Alors que la ministre du Travail retrouve ce lundi les partenaires sociaux pour échanger sur la prévention des accidents du travail, les syndicats ont uni leurs voix pour demander un renforcement des moyens et des effectifs consacrés à cette politique de prévention et de contrôles.

Dans un courrier adressé le 24 avril à Catherine Vautrin, les cinq syndicats représentatifs (CFDT, CGT, FO, CFE-CGC, CFTC) ainsi que l'Unsa, Solidaires et FSU demandent d'agir « prioritairement pour prévenir les atteintes à la santé des travailleurs » mais aussi d'« améliorer la réparation » des préjudices de ce type. « Nous ne pouvons pas nous satisfaire de la sinistralité actuelle en matière d'accidents du travail et de maladies professionnelles », assènent les organisations, déplorant des « phénomènes de sous-déclaration et de sous-reconnaissance ». En 2022, l'Assurance Maladie a recensé autour de 44.200 maladies professionnelles et 560.000 accidents du travail, dont près de 740 mortels.

« On a trop d'accidents au travail, trop de Français qui meurent au travail », a déclaré le Premier ministre, Gabriel Attal, en mars, sur TF1. Et de promettre une « grande initiative ». Des déclarations « indispensables », selon les syndicats, mais qui restent floues. D'où l'intérêt de la réunion du Conseil national d'orientation des conditions de travail ce lundi. Selon nos informations, la stratégie gouvernementale pourrait toutefois être dévoilée seulement après le conseil, Gabriel Attal souhaitant garder la main sur ce dossier. 

L'exécutif ne part pas d'une page blanche, un plan de prévention sur les accidents mortels ayant été annoncé à la fin de 2021. Les attentes sont cependant loin d'être comblées. « On sent une vraie dégradation dans les conditions de travail, avec l'intensification [du travail], les transformations du monde du travail, le réchauffement climatique, etc. », estime Isabelle Mercier, à la CFDT. « Ce qu'on attend, c'est une grande politique de santé et de sécurité au travail, il faut que dans notre pays les choses bougent », lance Eric Gautron, de FO. Comme les autres syndicats, l'organisation demande l'ouverture « d'une large concertation sur les politiques de prévention » et le « renforcement des effectifs des préventeurs et de l'inspection du travail ». «On a un vrai problème, c'est qu'en France, on fait de la réparation », souligne Frédérique Galliat, conseillère nationale à l'Unsa.

Syndicats inquiets

Selon « La Tribune », le gouvernement envisagerait de renforcer la médecine du travail. Dans ce domaine, « cela fait quasiment quinze ans qu'on gère la misère », estime Jérôme Vivenza, à la CGT.

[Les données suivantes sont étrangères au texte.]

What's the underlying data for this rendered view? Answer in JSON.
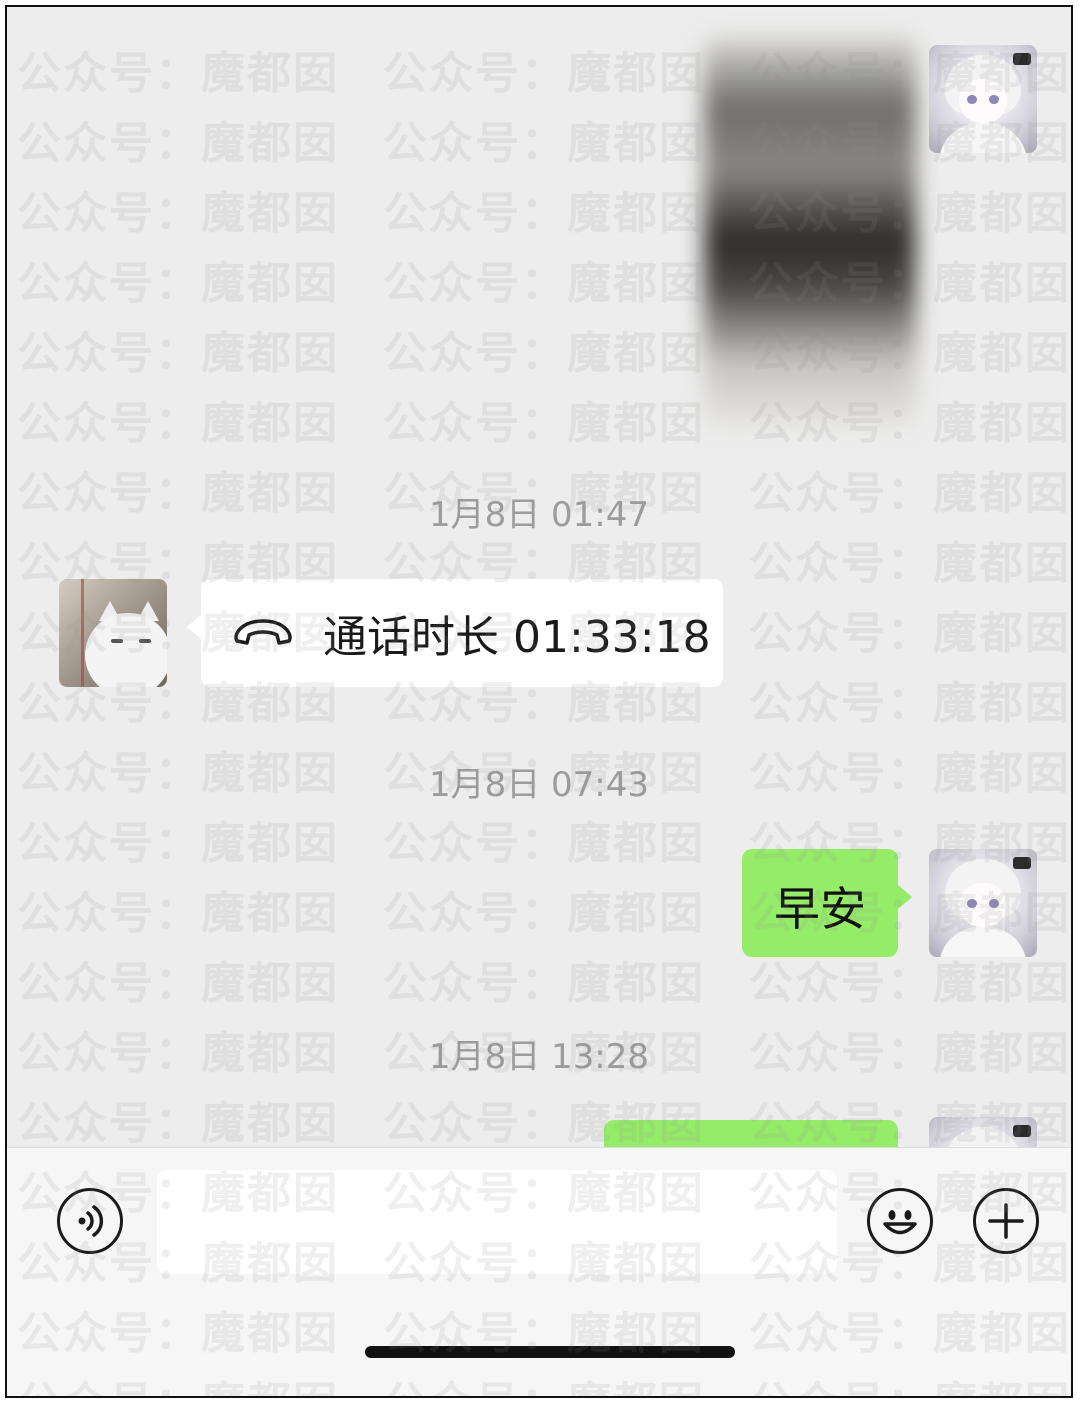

Les syndicats s'inquiètent aussi des effets de la réforme des retraites, en particulier pour les métiers pénibles. Le texte a donné naissance à un fonds de 1 milliard d'euros sur cinq ans pour financer des actions de prévention pour ces métiers, mais les branches professionnelles doivent encore s'entendre sur les types de postes à cibler. Les organisations syndicales attendent également la mise en musique de l'accord trouvé l'an dernier avec le patronat sur les accidents interprofessionnels et maladies professionnelles. Celui-ci était censé améliorer le système de réparation des victimes, mais sa transposition a été suspendue à l'automne après un désaccord avec l'exécutif sur une mesure relative au calcul des rentes. Le sujet fait toujours l'objet de discussions, censées aboutir « dans quelques semaines », indique Eric Gautron.

Les discussions promettent d'être animées. Y compris sur le diagnostic. La France est régulièrement présentée comme une mauvaise élève de l'Europe en matière de santé au travail. Mais pour la CPME, les statistiques sont trompeuses car la Sécurité sociale attribue au travail des accidents ou maladies qui ne sont pas classés comme professionnels ailleurs en Europe. « C'est une question de thermomètre », insiste Eric Chevée, de l'organisation représentant les petites et moyennes entreprises. Celui-ci estime par ailleurs que beaucoup de moyens financiers sont déjà mis sur la table, notamment pour la réparation des accidents. « Là où on a un effort à faire, c'est sur les jeunes », reconnaît-il cependant.